Stimulants are first-line psychopharmacologic interventions for attention-deficit/hyperactivity disorder (ADHD), and their efficacy is supported by clinical trials and meta-analyses in children and adolescents1 as well as adults.2 Despite decades of tolerability and efficacy data supporting their use, a major drawback of stimulants is that their salutary therapeutic effects wane once the medication is cleared or metabolized. Both mixed amphetamine- and methylphenidate-based preparations have short half-lives, necessitating multiple doses per day (eg, 3 or 4 times a day) when short-acting preparations are used. Over the past 15 years, nearly a dozen formulations were developed that extend the duration of action through delayed release, delayed absorption, or utilizing prodrugs.Table 1).3 This formulation utilizes a unique triple-bead technology to extend its duration of action. When this technology was developed—nearly a decade ago—it was hoped that the duration of action of the stimulant would be significantly increased, beyond the 10- to 12-hour duration of action of available stimulants at that time. This newly approved formulation provides 16 hours of coverage, and patients may experience an onset of action within 2 to 4 hours following administration.3
The encapsulated preparation contains 3 MAS beads: an immediate-release amphetamine salt bead, a pulsed-delayed release bead, and an extended-release bead (Figure 1), which give rise to a unique pharmacokinetic profile (Figure 2).3
Mechanism of action
Like all MAS, this formulation blocks the reuptake of norepinephrine and dopamine, increasing synaptic concentrations of these monoamine neurotransmitters. Additionally, amphetamine salts may inhibit the activity of monoamine oxidase (MAO), further increasing synaptic levels of monoamines.4 Enhancing noradrenergic, dopaminergic neurotransmission, particularly within the prefrontal cortex, increases attention, working memory, and processing speed in patients with ADHD.4
Cmax occurs approximately 7 to 10 hours and 8 hours following administration in adolescent and adult patients, respectively (Figure 2).3 In adolescents who were administered a single dose of long-acting, triple-bead MAS, Cmax and area under the curve (AUC) for d- and l-amphetamine were both 21% to 31% higher compared with adults3 and did not appear to be affected by sex or race.3
Half-life is 10 to 11 hours for d-amphetamine and 10 to 13 hours for l-amphetamine and does not statistically differ between pediatric and adult studies.3
Metabolism and elimination. Amphetamines are partially metabolized through cytochrome 450 (CYP) 2D6-dependent mechanisms, and thus in CYP2D6 poor metabolizers medication exposure may be increased, while decreased exposure may occur in ultra-rapid metabolizers; however, there are no guidelines from the Clinical Pharmacogenetics Implementation Consortium regarding alternate dosing strategies for patients based on CYP2D6 genotype or activity phenotype.5 Because amphetamines are renally excreted, dosages should be adjusted in patients with renal impairment.

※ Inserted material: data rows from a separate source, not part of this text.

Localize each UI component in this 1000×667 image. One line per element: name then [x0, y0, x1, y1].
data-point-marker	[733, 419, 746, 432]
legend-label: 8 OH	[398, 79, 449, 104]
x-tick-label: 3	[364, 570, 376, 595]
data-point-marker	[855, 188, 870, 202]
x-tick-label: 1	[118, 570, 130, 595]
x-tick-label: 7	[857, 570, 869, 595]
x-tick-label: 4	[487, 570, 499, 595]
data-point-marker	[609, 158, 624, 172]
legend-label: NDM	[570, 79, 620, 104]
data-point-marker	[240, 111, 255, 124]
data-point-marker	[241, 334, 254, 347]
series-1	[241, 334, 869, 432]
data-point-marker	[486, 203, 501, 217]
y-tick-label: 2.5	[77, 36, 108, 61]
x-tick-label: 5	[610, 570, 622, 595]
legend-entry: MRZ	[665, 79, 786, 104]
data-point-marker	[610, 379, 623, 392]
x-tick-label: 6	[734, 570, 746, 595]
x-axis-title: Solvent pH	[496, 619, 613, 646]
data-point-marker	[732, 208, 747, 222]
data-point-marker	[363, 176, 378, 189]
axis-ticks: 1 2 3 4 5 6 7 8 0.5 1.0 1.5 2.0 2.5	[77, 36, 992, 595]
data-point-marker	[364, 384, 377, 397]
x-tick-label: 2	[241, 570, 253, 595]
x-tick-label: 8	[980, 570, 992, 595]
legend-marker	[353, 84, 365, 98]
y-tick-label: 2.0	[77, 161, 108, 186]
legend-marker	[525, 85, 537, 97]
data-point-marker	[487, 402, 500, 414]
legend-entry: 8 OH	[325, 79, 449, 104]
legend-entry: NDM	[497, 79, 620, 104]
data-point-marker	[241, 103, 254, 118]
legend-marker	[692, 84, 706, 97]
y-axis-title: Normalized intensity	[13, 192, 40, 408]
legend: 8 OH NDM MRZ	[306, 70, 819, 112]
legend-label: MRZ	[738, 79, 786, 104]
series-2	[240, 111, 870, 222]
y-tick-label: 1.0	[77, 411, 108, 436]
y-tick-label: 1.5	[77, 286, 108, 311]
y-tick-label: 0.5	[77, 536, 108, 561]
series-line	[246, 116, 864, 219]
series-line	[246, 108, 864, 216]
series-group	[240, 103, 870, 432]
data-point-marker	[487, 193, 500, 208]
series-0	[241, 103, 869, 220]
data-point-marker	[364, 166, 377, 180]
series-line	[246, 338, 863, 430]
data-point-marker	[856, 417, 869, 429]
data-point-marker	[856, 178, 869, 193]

Drug interactions. Medications that affect gastrointestinal and urinary pH may affect serum concentrations of amphetamine. Specifically, agents that increase gastric pH (eg, proton pump inhibitors) as well as urinary alkalinizing agents (eg, acetazolamide, some thiazide diuretics) increase serum amphetamine concentrations.3 Because amphetamine is a weak MAOI, there is a theoretical risk of serotonin syndrome when amphetamine-based preparations are used concurrently with SSRIs, TCAs, and MAOIs. However, the concurrent use of MAS and SSRIs generally is considered safe and common practice in patients with ADHD and co-occurring anxiety6,7 or depressive disorders.